QS ne peut pas faire de gains significatifs simplement en faisant appel aux gens qui sont déjà dans son “coin” sur ces deux questions. Il faut viser les gens qui ne s’identifient fermement ni à l’unité canadienne ni à l’indépendance ou qui ont de la difficulté à se positionner dans le débat entre le nationalisme conservateur et une vision pluraliste et inclusive de la nation. Bref, il faut rejoindre les gens qui n’ont pas déjà décidé pour quel parti voter sur la seule base de cette double polarisation.
Oser être à la hauteur de la situation
Pour y arriver, la campagne devra être à la hauteur des grands défis de notre époque et s’inscrire résolument dans la conjoncture. Bien entendu, l’urgence climatique sera en tête de liste. Sur ce terrain, QS doit se démarquer clairement par des cibles ambitieuses de réduction des GES. (Les 45% de réduction en 2030, repris de la campagne de 2018 dans la proposition de la commission politique, ne suffisent plus après quatre ans de détérioration de la situation globale. La commission thématique sur l’environnement propose 65%, ce qui permettrait de respecter les critère du traité de Paris.) À cette cible doivent correspondre un ensemble de mesures qui permettent de l’atteindre : infrastructures vertes, nationalisations, transport actif et transport en commun, etc.
L’autre élément incontournable du contexte est sans conteste la pandémie et tout ce qu’elle a révélé sur le plan des inégalités sociales et de la fragilité de notre système de santé et de services sociaux. Des propositions fortes et claires doivent annoncer la fin des politiques d’austérité, la pleine reconnaissance des métiers du soin et du travail des femmes, ainsi que l’inclusion dans ces services d’une population travailleuse diversifiée (minorités visibles, personnes vivant avec des handicaps, etc.).
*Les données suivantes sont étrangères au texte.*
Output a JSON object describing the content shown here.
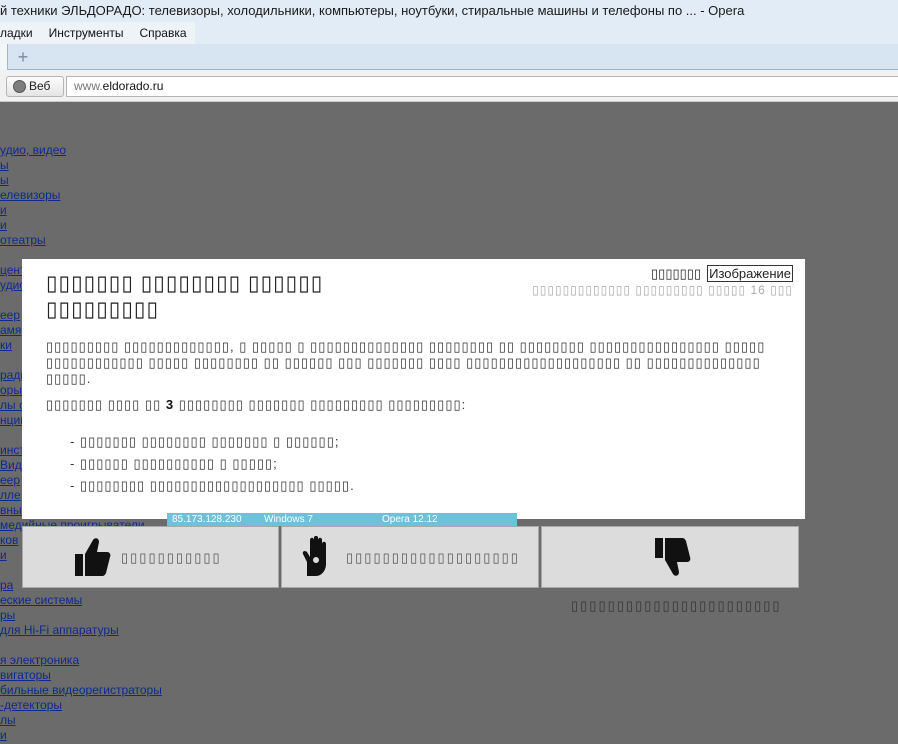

Pour une indépendance inclusive et internationaliste
Pour réaliser une transition rapide et juste, nous aurons besoin de tous les pouvoirs d’un État indépendant. En effet, il ne sera pas possible de protéger notre économie contre les pressions des marchés financiers et les règles antidémocratiques des traités de libre-échange si nous n’avons pas le contrôle des institutions financières (notamment en créant notre banque centrale et une monnaie québécoise) et de la politique étrangère, incluant l’ensemble des traités.
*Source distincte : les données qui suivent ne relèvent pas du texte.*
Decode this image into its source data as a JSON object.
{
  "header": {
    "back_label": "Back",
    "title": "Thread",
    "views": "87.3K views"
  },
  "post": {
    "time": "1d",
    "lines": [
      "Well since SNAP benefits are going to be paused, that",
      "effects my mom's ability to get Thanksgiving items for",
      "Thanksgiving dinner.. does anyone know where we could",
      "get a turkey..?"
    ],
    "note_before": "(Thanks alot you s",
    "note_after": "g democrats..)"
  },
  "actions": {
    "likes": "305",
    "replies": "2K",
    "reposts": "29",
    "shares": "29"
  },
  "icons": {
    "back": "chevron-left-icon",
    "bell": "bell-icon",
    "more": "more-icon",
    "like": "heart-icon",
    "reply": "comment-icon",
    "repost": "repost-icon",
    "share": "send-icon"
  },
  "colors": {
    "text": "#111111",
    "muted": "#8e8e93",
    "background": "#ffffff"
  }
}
À son tour, l’indépendance sera impensable sur la base du nationalisme conservateur qui domine présentement la politique québécoise. Mettre de l’avant une vision inclusive du Québec d’aujourd’hui et du pays à construire est non seulement juste, du point de vue des droits de la personne et de la lutte contre toutes les oppressions, mais stratégiquement sage dans une perspective indépendantiste. Cette vision doit aussi aller de pair avec une solidarité sans faille envers les luttes des peuples autochtones et des peuples du Sud global contre le néocolonialisme et pour la justice climatique mondiale.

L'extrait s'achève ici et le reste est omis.